By Colin Tyson
The Darjeeling Himalayan Railway has returned to providing a full service from February 1, following last year’s 104-day total shutdown of the heritage line amid the political unrest in the region caused by the pro-Gorkhaland campaign. Gorkhaland separatists (Indians of Nepali origin) want the area around Darjeeling to be split off from West Bengal to create an independent Gorkhaland state.
The DHR stations at Sonada and Gayabari were torched in August, while an arson attempt was also made on the DHR headquarters, the Elysia Building at Kurseong, causing UNESCO to caution that the damage could put the line’s World Heritage status, earned in 1999, in peril.

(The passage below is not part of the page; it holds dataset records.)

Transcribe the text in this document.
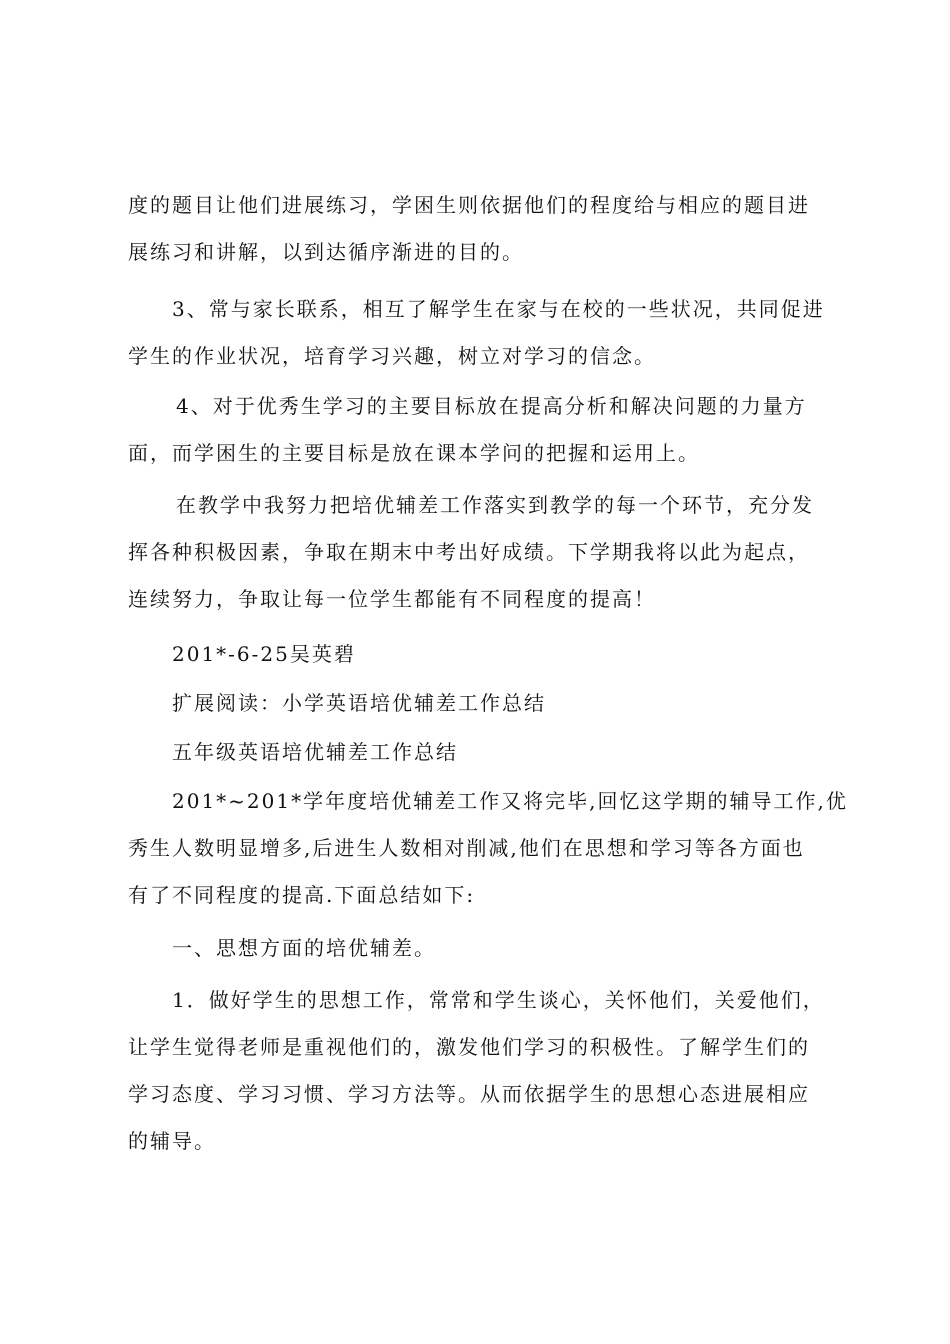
度的题目让他们进展练习，学困生则依据他们的程度给与相应的题目进
展练习和讲解，以到达循序渐进的目的。

3、常与家长联系，相互了解学生在家与在校的一些状况，共同促进
学生的作业状况，培育学习兴趣，树立对学习的信念。

4、对于优秀生学习的主要目标放在提高分析和解决问题的力量方
面，而学困生的主要目标是放在课本学问的把握和运用上。

在教学中我努力把培优辅差工作落实到教学的每一个环节，充分发
挥各种积极因素，争取在期末中考出好成绩。下学期我将以此为起点，
连续努力，争取让每一位学生都能有不同程度的提高！

201*-6-25吴英碧

扩展阅读：小学英语培优辅差工作总结

五年级英语培优辅差工作总结

201*~201*学年度培优辅差工作又将完毕,回忆这学期的辅导工作,优
秀生人数明显增多,后进生人数相对削减,他们在思想和学习等各方面也
有了不同程度的提高.下面总结如下:

一、思想方面的培优辅差。

1．做好学生的思想工作，常常和学生谈心，关怀他们，关爱他们，
让学生觉得老师是重视他们的，激发他们学习的积极性。了解学生们的
学习态度、学习习惯、学习方法等。从而依据学生的思想心态进展相应
的辅导。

The troubles started at the beginning of June and the DHR decided to indefinitely suspend all rail services on June 12. “The loss of tourism to Darjeeling was immense, with hotels, banks, food supply, tea production and transportation all affected,” said long-time DHR supporter and photographer John Clemmens.
“Even when the troubles were over, following the monsoon season, the foliage on the permanent way in the forest sections was a metre high in places, which of course had to be dealt with prior to returning to a railway service.”
From February 1, six steam and three diesel trains daily work the Darjeeling-Ghum section tourist ‘Joy Trains’, the full line once a day diesel hauled trains are running, whilst additional services include the Red Panda train between Darjeeling and Kurseong on Tuesdays, Thursdays and Sundays and the weekends only Jungle Safari Train runs Siliguri-Rangtong-Siliguri.